L’identification de nos « premiers » souvenirs se heurte à plusieurs écueils. Un premier facteur peut biaiser les résultats : c’est la méthodologie des enquêtes menées en neuropsychologie. Fait notable, « le degré de précocité des souvenirs dépend (…) du nombre de souvenirs précoces demandés, du type d’entretien… », relève ainsi Carole Peterson, psychologue et chercheuse à l’Université mémoriale de Terre-Neuve (Canada).
Dans l’ensemble, « les personnes peuvent avoir bien plus de souvenirs de leurs années préscolaires qu’on ne le pense généralement », relève-t-elle. Par exemple, des adultes américains et britanniques ont été invités à retrouver autant de souvenirs que possible de leur vie préscolaire en un temps limité. Résultat, ceux-ci faisaient alors remonter leurs premiers souvenirs à l’âge de 2 ans et demi, « soit un an de moins que l’âge communément admis de 3 ans et demi ».
Autre difficulté, les enfants apprennent assez tardivement à établir la chronologie temporelle des événements de leur vie. Les petits d’âge préscolaire, mais aussi les adolescents, datent ainsi systématiquement leurs premiers souvenirs à des âges plus élevés que les estimations fournies par leurs parents. Les adultes, eux aussi, tendent à postdater leurs premiers souvenirs d’enfance.
Gare aux faux souvenirs, par ailleurs. Les travaux de la psychologue américaine Elizabeth Loftus attestent de la malléabilité de notre mémoire autobiographique. Une de ses expériences, dans les années 1990, est ainsi devenue célèbre. Par une technique de suggestion, son équipe est parvenue à faire croire à 25 % des adolescents participant à l’étude qu’ils s’étaient perdus dans un centre commercial quand ils étaient enfants – un événement purement fictif.
La force du goût et de l’odorat
Sur le plan judiciaire, les conséquences de faux souvenirs implantés peuvent être dramatiques. Il est arrivé, aux Etats-Unis notamment, que de prétendues victimes soient amenées à croire, en toute bonne foi, avoir subi un viol… entraînant alors des procès de personnes innocentes.
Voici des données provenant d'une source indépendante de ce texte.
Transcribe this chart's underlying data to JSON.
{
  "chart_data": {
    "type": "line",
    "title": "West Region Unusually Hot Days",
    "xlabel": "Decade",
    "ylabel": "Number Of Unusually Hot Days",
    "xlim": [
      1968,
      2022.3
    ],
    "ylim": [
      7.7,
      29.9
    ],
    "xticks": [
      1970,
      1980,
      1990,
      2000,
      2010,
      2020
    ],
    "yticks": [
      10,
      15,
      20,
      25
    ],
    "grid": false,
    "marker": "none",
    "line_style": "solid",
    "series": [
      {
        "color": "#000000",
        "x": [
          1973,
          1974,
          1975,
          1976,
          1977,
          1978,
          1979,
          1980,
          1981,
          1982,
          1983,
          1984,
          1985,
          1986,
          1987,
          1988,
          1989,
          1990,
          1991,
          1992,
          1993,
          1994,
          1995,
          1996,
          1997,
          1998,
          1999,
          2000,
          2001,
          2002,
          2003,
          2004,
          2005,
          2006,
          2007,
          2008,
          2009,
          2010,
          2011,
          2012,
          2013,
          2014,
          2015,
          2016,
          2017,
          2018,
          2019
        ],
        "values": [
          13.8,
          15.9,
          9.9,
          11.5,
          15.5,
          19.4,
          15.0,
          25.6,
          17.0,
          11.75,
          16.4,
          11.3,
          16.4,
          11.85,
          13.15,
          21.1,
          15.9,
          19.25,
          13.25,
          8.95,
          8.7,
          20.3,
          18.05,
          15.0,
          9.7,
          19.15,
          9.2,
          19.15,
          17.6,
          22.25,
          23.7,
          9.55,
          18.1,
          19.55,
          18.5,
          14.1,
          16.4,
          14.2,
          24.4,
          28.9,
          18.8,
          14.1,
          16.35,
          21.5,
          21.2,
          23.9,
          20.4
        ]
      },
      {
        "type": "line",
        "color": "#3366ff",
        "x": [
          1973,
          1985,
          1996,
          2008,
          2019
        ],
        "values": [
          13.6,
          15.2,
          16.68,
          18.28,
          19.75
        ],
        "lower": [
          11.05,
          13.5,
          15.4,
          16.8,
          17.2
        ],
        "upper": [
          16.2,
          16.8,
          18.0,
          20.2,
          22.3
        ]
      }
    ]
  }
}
Ces faux « souvenirs » d’abus sexuels, en particulier, ont pu être créés par certaines techniques psychothérapeutiques, conduisant à de virulentes controverses entre experts depuis les années 1990… Un débat qui n’est apparemment toujours pas clos.
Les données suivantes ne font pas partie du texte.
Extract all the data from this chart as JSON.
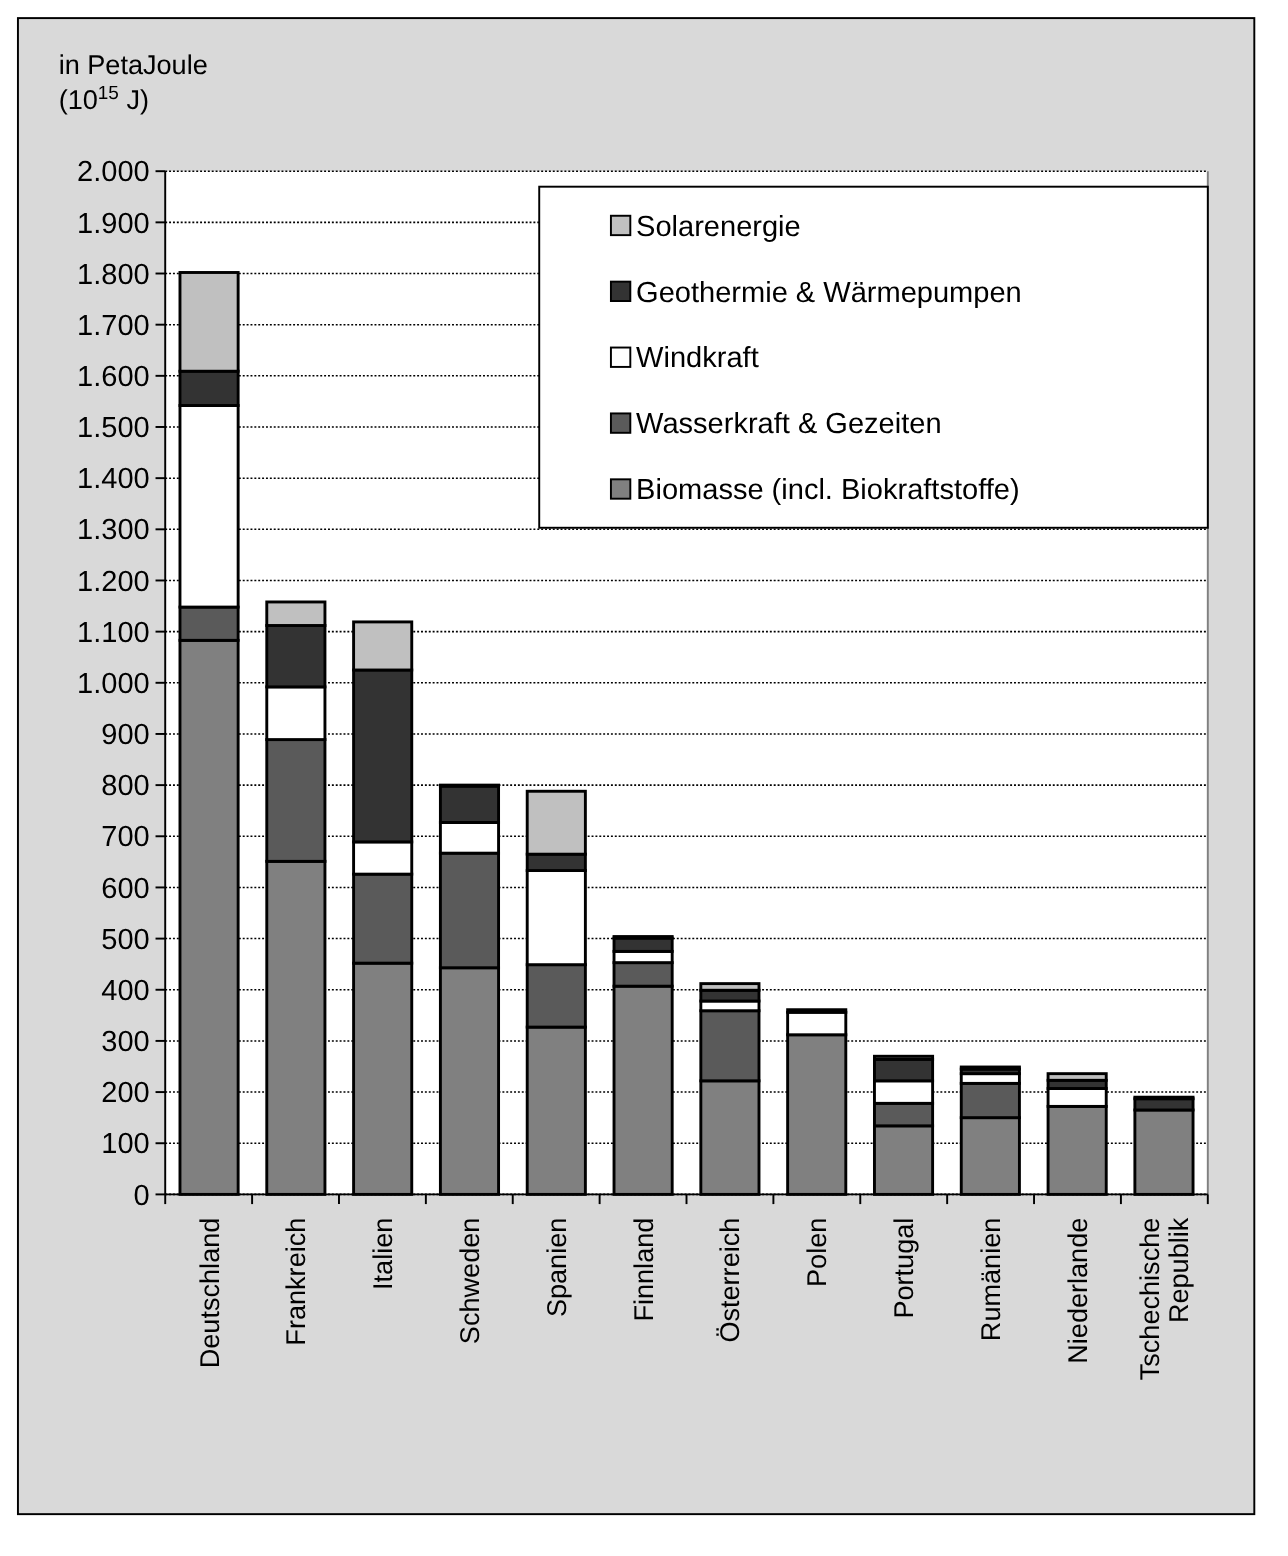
{
  "chart_data": {
    "type": "bar",
    "stacked": true,
    "ylabel": "in PetaJoule\n(10$^{15}$ J)",
    "categories": [
      "Deutschland",
      "Frankreich",
      "Italien",
      "Schweden",
      "Spanien",
      "Finnland",
      "Österreich",
      "Polen",
      "Portugal",
      "Rumänien",
      "Niederlande",
      "Tschechische Republik"
    ],
    "series": [
      {
        "name": "Biomasse (incl. Biokraftstoffe)",
        "color": "#808080",
        "values": [
          1083,
          651,
          452,
          443,
          327,
          407,
          222,
          312,
          134,
          150,
          172,
          165
        ]
      },
      {
        "name": "Wasserkraft & Gezeiten",
        "color": "#5a5a5a",
        "values": [
          65,
          238,
          174,
          224,
          122,
          46,
          137,
          null,
          44,
          67,
          null,
          null
        ]
      },
      {
        "name": "Windkraft",
        "color": "#ffffff",
        "values": [
          394,
          103,
          63,
          60,
          184,
          22,
          19,
          44,
          44,
          19,
          35,
          0
        ]
      },
      {
        "name": "Geothermie & Wärmepumpen",
        "color": "#333333",
        "values": [
          67,
          120,
          336,
          71,
          32,
          26,
          21,
          null,
          42,
          9,
          16,
          22
        ]
      },
      {
        "name": "Solarenergie",
        "color": "#c0c0c0",
        "values": [
          193,
          46,
          94,
          2,
          123,
          3,
          13,
          5,
          6,
          4,
          13,
          3
        ]
      }
    ],
    "ylim": [
      0,
      2000
    ],
    "yticks": [
      0,
      100,
      200,
      300,
      400,
      500,
      600,
      700,
      800,
      900,
      {
        "value": 1000,
        "label": "1.000"
      },
      {
        "value": 1100,
        "label": "1.100"
      },
      {
        "value": 1200,
        "label": "1.200"
      },
      {
        "value": 1300,
        "label": "1.300"
      },
      {
        "value": 1400,
        "label": "1.400"
      },
      {
        "value": 1500,
        "label": "1.500"
      },
      {
        "value": 1600,
        "label": "1.600"
      },
      {
        "value": 1700,
        "label": "1.700"
      },
      {
        "value": 1800,
        "label": "1.800"
      },
      {
        "value": 1900,
        "label": "1.900"
      },
      {
        "value": 2000,
        "label": "2.000"
      }
    ],
    "grid": "y",
    "legend": "top right"
  }
}
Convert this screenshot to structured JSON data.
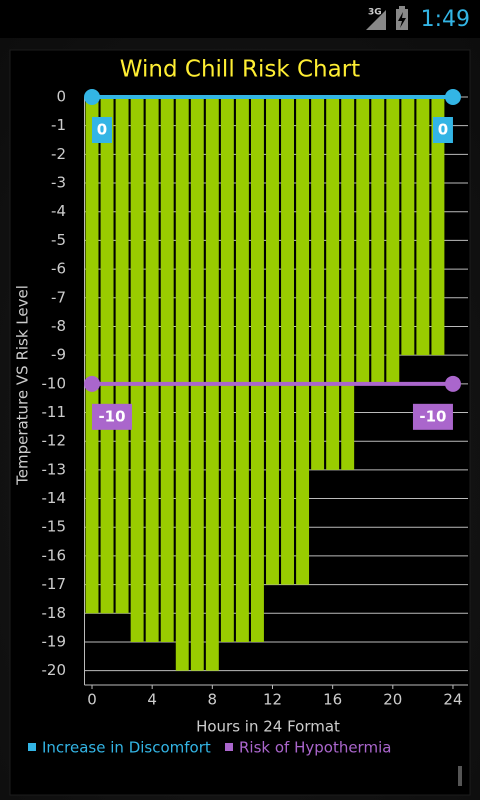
{
  "status_bar": {
    "network": "3G",
    "time": "1:49"
  },
  "chart_data": {
    "type": "bar",
    "title": "Wind Chill Risk Chart",
    "x_label": "Hours in 24 Format",
    "y_label": "Temperature VS Risk Level",
    "xlim": [
      -0.5,
      25
    ],
    "xticks": [
      0,
      4,
      8,
      12,
      16,
      20,
      24
    ],
    "ylim": [
      -20.5,
      0
    ],
    "yticks": [
      0,
      -1,
      -2,
      -3,
      -4,
      -5,
      -6,
      -7,
      -8,
      -9,
      -10,
      -11,
      -12,
      -13,
      -14,
      -15,
      -16,
      -17,
      -18,
      -19,
      -20
    ],
    "grid": true,
    "x": [
      0,
      1,
      2,
      3,
      4,
      5,
      6,
      7,
      8,
      9,
      10,
      11,
      12,
      13,
      14,
      15,
      16,
      17,
      18,
      19,
      20,
      21,
      22,
      23
    ],
    "values": [
      -18,
      -18,
      -18,
      -19,
      -19,
      -19,
      -20,
      -20,
      -20,
      -19,
      -19,
      -19,
      -17,
      -17,
      -17,
      -13,
      -13,
      -13,
      -10,
      -10,
      -10,
      -9,
      -9,
      -9
    ],
    "color": "#99cc00",
    "lines": [
      {
        "name": "Increase in Discomfort",
        "color": "#33b5e5",
        "x": [
          0,
          24
        ],
        "values": [
          0,
          0
        ]
      },
      {
        "name": "Risk of Hypothermia",
        "color": "#aa66cc",
        "x": [
          0,
          24
        ],
        "values": [
          -10,
          -10
        ]
      }
    ]
  }
}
« Les traces mnésiques acquises aux premiers âges de la vie évoluent au fil du temps, souligne Francis Eustache, neuropsychologue à l’Institut national de la santé et de la recherche médicale (Inserm, université Caen-Normandie). Une fois récupérées à l’âge adulte, elles seront habillées de nouveaux éléments. » C’est là un autre biais. Chacun tente, en effet, de bâtir une mémoire autobiographique cohérente, entre ses « souvenirs » propres et ce qu’on lui a raconté de son enfance.